Code Style & Guidelines

Kubernetes & YAML

  • Formatting:
    • Indentation: 2 spaces.
    • No tabs.
    • No trailing whitespace.
    • Line length: No hard limit (disabled in .yamllint.yaml), but keep it readable.
  • Linter Rules (.yamllint.yaml):
    • truthy: Use "true", "false", or "on" (quoted strings preferred for booleans in K8s to avoid type confusion).
    • comments: at least 1 space from content.
  • Structure:
    • Applications go in kubernetes/apps/<namespace>/<app_name>.
    • Cluster config goes in kubernetes/flux.
    • Use kustomization.yaml to aggregate resources.

Secrets Management

  • NEVER commit unencrypted secrets.
  • Use SOPS with Age encryption.
  • Secrets should be in files named *.sops.yaml or similar, which are ignored by some linters but checked by gitleaks.
  • If you need to add a secret, ask the user to handle the encryption or use the task bootstrap:secrets flow if appropriate.

Scripts

  • Bash: Use set -o errexit and set -o pipefail. Validate inputs.
  • Python: Follow basic PEP8. Used mostly for utility scripts in scripts/.

Error Handling

  • Tasks should fail fast.
  • When writing scripts, ensure exit codes are passed through correctly.

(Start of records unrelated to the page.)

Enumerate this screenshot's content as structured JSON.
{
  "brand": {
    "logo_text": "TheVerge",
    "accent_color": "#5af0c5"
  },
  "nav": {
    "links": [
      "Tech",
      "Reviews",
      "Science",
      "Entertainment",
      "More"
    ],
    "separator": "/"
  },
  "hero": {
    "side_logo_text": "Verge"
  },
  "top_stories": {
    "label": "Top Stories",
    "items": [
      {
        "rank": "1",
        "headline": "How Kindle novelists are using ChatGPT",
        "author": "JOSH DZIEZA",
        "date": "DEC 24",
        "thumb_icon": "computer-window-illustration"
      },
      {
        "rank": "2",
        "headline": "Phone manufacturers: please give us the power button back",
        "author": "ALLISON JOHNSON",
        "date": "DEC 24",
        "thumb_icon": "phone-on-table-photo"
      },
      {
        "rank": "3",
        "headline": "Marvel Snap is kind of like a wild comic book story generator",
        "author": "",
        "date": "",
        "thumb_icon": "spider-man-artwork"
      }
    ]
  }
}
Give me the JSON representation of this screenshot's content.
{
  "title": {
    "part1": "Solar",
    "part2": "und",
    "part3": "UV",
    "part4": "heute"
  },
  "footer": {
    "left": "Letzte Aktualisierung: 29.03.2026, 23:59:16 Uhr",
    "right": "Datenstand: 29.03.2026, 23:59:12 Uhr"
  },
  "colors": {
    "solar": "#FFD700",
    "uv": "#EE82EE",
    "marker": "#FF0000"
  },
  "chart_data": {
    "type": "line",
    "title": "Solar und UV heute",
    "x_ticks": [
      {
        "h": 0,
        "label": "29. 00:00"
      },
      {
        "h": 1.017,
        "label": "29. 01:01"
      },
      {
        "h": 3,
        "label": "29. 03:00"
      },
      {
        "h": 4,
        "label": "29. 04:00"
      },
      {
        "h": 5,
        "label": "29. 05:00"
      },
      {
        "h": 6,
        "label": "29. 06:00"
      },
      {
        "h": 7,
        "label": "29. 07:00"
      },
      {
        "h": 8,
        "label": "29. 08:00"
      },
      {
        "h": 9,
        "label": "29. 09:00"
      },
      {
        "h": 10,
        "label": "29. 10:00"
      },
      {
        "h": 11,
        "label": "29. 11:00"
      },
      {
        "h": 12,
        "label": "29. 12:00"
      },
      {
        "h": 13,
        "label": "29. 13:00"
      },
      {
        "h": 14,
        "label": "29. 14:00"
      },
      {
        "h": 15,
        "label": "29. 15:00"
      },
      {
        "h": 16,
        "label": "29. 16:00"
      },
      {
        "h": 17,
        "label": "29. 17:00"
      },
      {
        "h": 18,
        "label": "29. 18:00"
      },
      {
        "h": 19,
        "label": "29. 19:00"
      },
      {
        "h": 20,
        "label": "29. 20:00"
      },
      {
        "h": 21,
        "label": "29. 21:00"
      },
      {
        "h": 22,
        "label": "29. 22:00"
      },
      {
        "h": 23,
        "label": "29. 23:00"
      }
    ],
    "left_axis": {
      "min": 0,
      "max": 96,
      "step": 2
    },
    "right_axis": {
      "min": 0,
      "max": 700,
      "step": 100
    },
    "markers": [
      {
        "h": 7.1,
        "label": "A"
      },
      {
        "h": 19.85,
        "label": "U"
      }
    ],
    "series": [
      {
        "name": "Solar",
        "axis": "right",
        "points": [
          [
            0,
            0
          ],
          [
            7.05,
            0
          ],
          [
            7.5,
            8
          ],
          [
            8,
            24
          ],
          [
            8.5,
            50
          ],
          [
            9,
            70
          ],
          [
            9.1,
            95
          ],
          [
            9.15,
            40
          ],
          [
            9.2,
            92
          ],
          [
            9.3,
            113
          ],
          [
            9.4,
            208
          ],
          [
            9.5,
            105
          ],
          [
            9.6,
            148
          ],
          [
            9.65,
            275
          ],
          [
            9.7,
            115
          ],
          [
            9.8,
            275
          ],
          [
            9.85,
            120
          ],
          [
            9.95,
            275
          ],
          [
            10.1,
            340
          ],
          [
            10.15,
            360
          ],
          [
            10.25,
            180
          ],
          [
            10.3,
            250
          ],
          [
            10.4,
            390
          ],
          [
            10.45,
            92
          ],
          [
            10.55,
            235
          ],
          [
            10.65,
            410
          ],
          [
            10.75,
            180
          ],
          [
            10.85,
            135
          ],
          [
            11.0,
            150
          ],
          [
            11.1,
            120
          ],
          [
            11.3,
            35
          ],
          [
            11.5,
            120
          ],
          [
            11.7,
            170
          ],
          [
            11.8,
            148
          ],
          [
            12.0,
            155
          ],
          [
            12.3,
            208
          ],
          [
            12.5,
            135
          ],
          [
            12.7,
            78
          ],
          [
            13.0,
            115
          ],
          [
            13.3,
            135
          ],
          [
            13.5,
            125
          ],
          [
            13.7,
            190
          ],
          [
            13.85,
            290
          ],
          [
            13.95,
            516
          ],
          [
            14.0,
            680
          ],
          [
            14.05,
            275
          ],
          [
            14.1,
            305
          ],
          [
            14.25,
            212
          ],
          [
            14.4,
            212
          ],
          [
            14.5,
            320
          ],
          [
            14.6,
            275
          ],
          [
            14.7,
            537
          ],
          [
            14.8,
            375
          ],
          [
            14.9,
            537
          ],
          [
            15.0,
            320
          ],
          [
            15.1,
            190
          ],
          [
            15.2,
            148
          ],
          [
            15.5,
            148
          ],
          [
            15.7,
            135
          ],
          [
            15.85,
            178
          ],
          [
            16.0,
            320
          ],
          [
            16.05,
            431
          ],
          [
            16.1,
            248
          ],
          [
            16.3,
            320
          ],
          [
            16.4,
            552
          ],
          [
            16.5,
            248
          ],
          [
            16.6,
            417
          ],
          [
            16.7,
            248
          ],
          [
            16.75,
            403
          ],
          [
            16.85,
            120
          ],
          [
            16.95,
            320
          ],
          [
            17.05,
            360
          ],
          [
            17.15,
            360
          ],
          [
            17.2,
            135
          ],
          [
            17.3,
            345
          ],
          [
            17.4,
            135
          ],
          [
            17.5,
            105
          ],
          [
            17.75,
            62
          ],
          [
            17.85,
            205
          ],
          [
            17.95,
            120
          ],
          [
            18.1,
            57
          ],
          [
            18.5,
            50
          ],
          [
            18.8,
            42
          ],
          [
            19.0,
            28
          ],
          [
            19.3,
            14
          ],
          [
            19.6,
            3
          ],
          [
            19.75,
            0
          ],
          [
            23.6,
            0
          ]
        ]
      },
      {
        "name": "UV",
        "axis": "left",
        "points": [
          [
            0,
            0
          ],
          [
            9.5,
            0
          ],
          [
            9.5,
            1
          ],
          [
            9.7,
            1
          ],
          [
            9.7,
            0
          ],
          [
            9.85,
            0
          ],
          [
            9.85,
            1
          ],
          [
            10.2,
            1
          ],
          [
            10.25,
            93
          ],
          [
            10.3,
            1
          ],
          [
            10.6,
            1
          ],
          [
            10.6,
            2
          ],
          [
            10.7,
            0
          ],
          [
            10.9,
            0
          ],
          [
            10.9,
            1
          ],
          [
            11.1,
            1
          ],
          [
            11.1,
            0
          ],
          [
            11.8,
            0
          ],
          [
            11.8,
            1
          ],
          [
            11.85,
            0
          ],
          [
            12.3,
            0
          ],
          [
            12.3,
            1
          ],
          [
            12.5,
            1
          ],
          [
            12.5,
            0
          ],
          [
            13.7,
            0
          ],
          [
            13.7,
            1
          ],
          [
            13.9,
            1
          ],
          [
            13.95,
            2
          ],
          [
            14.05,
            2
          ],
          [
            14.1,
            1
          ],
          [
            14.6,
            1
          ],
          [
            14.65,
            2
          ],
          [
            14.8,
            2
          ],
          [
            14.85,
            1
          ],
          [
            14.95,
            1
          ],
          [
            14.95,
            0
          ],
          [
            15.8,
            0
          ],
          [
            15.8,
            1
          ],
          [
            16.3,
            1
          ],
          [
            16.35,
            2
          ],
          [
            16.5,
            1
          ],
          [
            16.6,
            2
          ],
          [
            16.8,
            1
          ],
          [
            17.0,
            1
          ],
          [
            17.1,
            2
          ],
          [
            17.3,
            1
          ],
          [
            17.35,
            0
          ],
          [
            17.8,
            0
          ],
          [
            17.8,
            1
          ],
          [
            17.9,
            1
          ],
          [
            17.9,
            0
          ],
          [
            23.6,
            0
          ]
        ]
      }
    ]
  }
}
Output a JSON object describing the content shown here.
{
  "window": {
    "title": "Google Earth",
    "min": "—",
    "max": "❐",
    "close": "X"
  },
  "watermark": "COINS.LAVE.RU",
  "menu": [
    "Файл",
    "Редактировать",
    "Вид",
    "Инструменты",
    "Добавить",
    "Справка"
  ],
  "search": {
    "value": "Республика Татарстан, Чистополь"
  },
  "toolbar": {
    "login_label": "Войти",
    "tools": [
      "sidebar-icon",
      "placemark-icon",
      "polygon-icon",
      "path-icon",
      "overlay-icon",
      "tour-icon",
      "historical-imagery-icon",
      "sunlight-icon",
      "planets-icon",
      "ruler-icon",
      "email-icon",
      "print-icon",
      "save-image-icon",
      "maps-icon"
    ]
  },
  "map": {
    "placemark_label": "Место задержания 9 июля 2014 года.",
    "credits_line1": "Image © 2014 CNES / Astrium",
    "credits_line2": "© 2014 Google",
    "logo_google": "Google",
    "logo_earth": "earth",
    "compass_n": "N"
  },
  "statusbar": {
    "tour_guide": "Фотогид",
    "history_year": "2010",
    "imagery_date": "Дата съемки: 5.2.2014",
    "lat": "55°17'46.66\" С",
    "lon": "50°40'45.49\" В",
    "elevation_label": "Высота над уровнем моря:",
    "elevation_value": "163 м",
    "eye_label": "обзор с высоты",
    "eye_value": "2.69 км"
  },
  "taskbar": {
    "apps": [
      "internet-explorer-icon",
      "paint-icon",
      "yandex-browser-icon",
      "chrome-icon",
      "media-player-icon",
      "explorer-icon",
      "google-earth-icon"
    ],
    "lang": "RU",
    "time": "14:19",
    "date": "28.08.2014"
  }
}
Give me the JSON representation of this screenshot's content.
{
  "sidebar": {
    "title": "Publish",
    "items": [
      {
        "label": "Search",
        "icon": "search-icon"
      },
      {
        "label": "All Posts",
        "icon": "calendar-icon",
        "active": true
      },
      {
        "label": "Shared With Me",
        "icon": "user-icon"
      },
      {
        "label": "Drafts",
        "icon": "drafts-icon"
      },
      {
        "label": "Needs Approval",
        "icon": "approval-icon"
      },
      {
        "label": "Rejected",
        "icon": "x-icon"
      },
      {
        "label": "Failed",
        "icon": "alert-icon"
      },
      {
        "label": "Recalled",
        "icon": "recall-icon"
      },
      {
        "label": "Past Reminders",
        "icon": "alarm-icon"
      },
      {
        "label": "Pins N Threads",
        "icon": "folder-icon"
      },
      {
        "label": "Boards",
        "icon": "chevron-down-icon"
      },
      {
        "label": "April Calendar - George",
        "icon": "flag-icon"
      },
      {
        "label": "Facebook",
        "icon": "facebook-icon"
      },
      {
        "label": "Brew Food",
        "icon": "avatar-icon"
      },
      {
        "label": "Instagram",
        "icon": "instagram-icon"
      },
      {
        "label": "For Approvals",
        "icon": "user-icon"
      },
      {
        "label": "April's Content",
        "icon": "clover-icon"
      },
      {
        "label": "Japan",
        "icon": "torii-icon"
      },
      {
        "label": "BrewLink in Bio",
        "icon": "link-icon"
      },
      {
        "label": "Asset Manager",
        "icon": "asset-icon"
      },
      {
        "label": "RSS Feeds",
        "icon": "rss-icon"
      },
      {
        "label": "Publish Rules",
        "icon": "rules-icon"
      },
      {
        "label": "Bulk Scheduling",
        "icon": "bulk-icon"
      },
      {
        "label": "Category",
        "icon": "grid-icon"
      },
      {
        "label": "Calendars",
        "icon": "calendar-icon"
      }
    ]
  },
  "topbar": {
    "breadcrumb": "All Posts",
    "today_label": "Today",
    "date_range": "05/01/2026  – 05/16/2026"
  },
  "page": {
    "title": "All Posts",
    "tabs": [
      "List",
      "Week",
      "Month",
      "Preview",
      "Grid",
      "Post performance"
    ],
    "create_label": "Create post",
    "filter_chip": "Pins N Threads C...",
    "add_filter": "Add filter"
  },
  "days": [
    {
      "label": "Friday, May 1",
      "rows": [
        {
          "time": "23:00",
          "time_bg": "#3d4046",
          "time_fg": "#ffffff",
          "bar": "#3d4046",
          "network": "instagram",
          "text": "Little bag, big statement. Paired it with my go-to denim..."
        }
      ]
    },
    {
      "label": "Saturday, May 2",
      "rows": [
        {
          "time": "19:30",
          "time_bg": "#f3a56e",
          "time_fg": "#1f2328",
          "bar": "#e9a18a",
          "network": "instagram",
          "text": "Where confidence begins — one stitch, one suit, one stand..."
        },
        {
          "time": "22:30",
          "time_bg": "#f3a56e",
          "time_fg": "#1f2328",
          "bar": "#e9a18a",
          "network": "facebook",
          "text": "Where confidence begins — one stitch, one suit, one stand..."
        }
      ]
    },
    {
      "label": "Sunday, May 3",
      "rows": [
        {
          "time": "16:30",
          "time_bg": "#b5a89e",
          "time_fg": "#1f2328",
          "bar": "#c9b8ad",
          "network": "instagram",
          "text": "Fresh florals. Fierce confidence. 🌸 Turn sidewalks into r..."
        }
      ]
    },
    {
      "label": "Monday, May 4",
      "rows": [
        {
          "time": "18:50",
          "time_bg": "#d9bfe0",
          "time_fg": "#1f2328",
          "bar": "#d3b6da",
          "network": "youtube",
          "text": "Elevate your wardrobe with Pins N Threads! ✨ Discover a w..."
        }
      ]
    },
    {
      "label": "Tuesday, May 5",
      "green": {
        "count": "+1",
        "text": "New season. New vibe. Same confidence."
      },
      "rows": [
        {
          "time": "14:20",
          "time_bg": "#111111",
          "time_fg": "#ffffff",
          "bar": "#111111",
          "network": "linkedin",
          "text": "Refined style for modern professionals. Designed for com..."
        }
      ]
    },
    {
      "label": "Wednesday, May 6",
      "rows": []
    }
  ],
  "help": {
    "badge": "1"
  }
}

Interaction Guidelines for Agents

  1. Safety First: Do not run task configure or task bootstrap:* without understanding the impact, as they can overwrite files.
  2. Context: Always check Taskfile.yaml and included taskfiles to understand how commands are constructed.
  3. Verification: After modifying YAML files, always run task kubernetes:kubeconform and pre-commit run --all-files to verify validity.
  4. Files: When creating new apps, follow the pattern of existing apps in kubernetes/apps.
  5. Cluster Diagnostics: When the user asks about cluster status, errors, or logs, ALWAYS use kubectl to gather information before responding. Use commands like:
    • kubectl get kustomizations.kustomize.toolkit.fluxcd.io -A to see kustomization status
    • kubectl describe kustomization <name> -n <namespace> for detailed errors
    • kubectl logs -n flux-system deploy/kustomize-controller for controller logs
  6. Git Operations: NEVER commit or push changes automatically. Always wait for explicit user approval before running any git commit or git push commands. Present a summary of changes and ask the user if they want to proceed with committing/pushing.